По обе стороны (очерки) (Бальзамо) - страница 21

Постепенно «вражеские голоса» сделались неотъемлемой частью повседневной жизни. С 1966 года бабушка жила с нами. Как все бывшие политзаключенные, она поначалу не имела права жить внутри стокилометровой зоны вокруг Москвы, и, как многие другие выпущенные на волю ссыльные, они с дедом по возвращении из Якутии поселились в Александрове, в пресловутых 100 км от столицы, куда ходили электрички, что уже само по себе было изрядным преимуществом.
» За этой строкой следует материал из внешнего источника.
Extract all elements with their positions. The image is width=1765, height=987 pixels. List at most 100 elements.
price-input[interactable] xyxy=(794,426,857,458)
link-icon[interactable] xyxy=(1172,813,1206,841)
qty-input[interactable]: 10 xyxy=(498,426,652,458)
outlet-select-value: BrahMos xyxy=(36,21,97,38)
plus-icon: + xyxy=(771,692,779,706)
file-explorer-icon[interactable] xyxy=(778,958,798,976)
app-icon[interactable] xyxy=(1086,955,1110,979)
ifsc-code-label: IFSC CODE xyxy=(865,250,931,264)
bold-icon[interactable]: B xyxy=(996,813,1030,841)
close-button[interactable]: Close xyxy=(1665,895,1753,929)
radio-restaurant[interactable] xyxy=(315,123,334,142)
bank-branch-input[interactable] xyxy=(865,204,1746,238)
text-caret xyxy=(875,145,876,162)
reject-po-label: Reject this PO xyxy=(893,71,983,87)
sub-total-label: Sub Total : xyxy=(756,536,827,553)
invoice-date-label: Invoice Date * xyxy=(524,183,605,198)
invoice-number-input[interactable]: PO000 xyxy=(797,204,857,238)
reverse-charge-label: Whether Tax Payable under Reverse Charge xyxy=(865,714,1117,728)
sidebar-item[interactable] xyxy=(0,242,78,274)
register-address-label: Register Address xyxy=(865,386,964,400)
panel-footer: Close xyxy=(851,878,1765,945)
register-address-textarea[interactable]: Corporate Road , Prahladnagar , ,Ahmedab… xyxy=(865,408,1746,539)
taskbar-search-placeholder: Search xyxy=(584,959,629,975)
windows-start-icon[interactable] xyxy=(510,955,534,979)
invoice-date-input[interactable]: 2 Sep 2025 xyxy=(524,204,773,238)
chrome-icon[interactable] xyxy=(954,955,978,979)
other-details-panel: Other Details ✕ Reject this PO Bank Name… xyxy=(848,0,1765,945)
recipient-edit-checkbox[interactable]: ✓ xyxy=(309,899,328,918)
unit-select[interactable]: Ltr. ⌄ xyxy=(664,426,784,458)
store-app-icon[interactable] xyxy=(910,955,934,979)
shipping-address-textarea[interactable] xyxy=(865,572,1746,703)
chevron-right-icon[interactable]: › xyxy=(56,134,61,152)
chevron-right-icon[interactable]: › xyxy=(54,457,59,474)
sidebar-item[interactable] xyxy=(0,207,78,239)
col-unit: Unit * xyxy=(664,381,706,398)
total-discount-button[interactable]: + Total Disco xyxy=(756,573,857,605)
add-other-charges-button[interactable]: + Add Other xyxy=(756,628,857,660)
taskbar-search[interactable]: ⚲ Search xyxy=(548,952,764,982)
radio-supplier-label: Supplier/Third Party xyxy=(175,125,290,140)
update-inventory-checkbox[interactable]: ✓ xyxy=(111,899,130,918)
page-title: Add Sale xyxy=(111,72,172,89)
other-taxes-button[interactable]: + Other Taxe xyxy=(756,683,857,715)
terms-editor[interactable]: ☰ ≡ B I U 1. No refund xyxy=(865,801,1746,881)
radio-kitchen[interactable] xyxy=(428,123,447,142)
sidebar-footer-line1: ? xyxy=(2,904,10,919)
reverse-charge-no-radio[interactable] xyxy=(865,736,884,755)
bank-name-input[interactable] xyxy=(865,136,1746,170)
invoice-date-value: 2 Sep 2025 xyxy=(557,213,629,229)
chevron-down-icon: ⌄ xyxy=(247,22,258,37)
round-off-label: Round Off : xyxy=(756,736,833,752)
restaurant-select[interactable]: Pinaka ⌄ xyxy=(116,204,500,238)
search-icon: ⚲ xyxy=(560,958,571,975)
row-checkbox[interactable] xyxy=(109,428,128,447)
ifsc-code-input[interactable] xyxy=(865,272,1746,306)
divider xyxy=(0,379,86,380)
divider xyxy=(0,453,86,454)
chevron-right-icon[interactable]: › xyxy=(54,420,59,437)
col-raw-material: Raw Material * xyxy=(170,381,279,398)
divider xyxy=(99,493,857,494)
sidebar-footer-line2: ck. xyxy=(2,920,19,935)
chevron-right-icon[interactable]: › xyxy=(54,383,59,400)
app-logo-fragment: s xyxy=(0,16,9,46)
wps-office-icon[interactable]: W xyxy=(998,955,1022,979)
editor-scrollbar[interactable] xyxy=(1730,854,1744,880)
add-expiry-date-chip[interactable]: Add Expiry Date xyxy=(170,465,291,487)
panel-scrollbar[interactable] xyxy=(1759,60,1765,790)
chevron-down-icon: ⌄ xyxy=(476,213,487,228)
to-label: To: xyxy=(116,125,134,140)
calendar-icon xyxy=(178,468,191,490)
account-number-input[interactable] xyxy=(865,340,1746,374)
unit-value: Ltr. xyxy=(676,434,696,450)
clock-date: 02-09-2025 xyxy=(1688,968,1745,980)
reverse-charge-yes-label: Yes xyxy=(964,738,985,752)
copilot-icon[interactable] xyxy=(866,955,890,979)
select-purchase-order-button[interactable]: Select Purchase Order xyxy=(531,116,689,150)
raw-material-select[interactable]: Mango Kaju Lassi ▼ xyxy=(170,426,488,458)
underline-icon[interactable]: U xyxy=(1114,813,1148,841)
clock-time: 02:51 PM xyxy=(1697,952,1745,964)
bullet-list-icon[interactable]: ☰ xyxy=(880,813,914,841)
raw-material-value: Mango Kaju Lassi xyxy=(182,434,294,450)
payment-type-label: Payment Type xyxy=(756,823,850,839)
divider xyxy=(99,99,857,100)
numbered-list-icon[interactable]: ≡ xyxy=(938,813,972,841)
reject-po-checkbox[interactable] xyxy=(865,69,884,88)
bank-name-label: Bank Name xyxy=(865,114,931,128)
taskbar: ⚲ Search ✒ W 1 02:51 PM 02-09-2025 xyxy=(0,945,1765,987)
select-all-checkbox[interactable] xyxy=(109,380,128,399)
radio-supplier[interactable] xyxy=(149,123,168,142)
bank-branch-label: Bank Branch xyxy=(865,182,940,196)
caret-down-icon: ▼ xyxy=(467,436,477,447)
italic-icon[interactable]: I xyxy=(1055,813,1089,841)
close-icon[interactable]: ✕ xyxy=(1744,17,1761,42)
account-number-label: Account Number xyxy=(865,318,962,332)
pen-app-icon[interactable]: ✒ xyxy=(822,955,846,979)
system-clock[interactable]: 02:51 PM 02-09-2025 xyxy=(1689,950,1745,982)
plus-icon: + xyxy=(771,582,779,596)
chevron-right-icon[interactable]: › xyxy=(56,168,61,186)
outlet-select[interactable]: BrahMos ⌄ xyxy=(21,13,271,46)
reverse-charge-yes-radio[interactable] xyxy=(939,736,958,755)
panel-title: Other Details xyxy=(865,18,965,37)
После смерти деда родителям удалось поменять комнату в александровском бараке на меньшую площадь в московской коммуналке, после чего был совершен обмен этой комнаты и нашей двухкомнатной квартиры на окраине Москвы (куда государство выселило нас из дома-коммуны близ проспекта Мира) на трехкомнатную квартиру, тоже на окраине, но уже не столь безнадежно далекой. Там мы и жили впятером (включая мою появившуюся на свет сестренку). У меня появилась своя комната, и восторгу моему не было пределов. У бабушки тоже была своя комната, въехав в которую она наверняка испытала еще большую радость. «Кроме прекрасного вида, – писала она в своих воспоминаниях по поводу московской квартиры, в которой ее родители поселились в 1914 году, – эта квартира имела для меня и еще одно огромное преимущество: у меня в ней была отдельная комната. Это было большое счастье». В течение последующих пятидесяти лет это счастье было ей недоступно – если, конечно, не причислять к отдельным комнатам тюремные одиночки. Когда она вновь обрела его, ей было уже за 60.

Так что бабушка жила с нами. Десятилетия, проведенные в нечеловеческих условиях, лишь укрепили ее изначальное отвращение ко всем видам хозяйственной деятельности. Домашняя хозяйка из нее была никакая. И это при том, что у нее были золотые руки и изобретательный ум. Пуговицу она пришить не могла, но рисовала прекрасно и вообще была отличной рукодельницей. У меня до сих пор хранятся глиняные шахматы и бусы из необожженной глины, инкрустированные кусочками синей и красной проволоки: более благородных материалов в ее распоряжении не было… А какие ажурные салфетки она вырезала из бумаги, какие прелестные мастерила безделушки, буквально из ничего: куска коры, пробки, сухих листьев… Но когда надо было встать к плите, выяснялось, что пределом ее умения было яйцо всмятку. Мне даже временами казалось, что дело было не столько в неумении, сколько в своего рода протесте, наверняка неосознанном, против выпавшей на ее долю судьбы: «Меня, как реку, суровая эпоха повернула. Мне подменили жизнь…» В результате в семье на нее были возложены обязанности политинформатора. Вернее, она сама их на себя возложила. Ежедневно она прилежно слушала «вражеские голоса», комментарии Анатолия Максимовича Гольдберга, и вечером, когда родители возвращались с работы, а я из школы или из университета, нас всегда ожидала подробная сводка. Учитывая размах политинформации в советскую эпоху – на заводах, в школах, в научно-исследовательских институтах, в домах отдыха, – меня очень забавляла мысль о том, что у нас в семье был собственный политагитатор, с той лишь разницей, что сообщаемая информация представляла собой полную противоположность официальной пропаганде.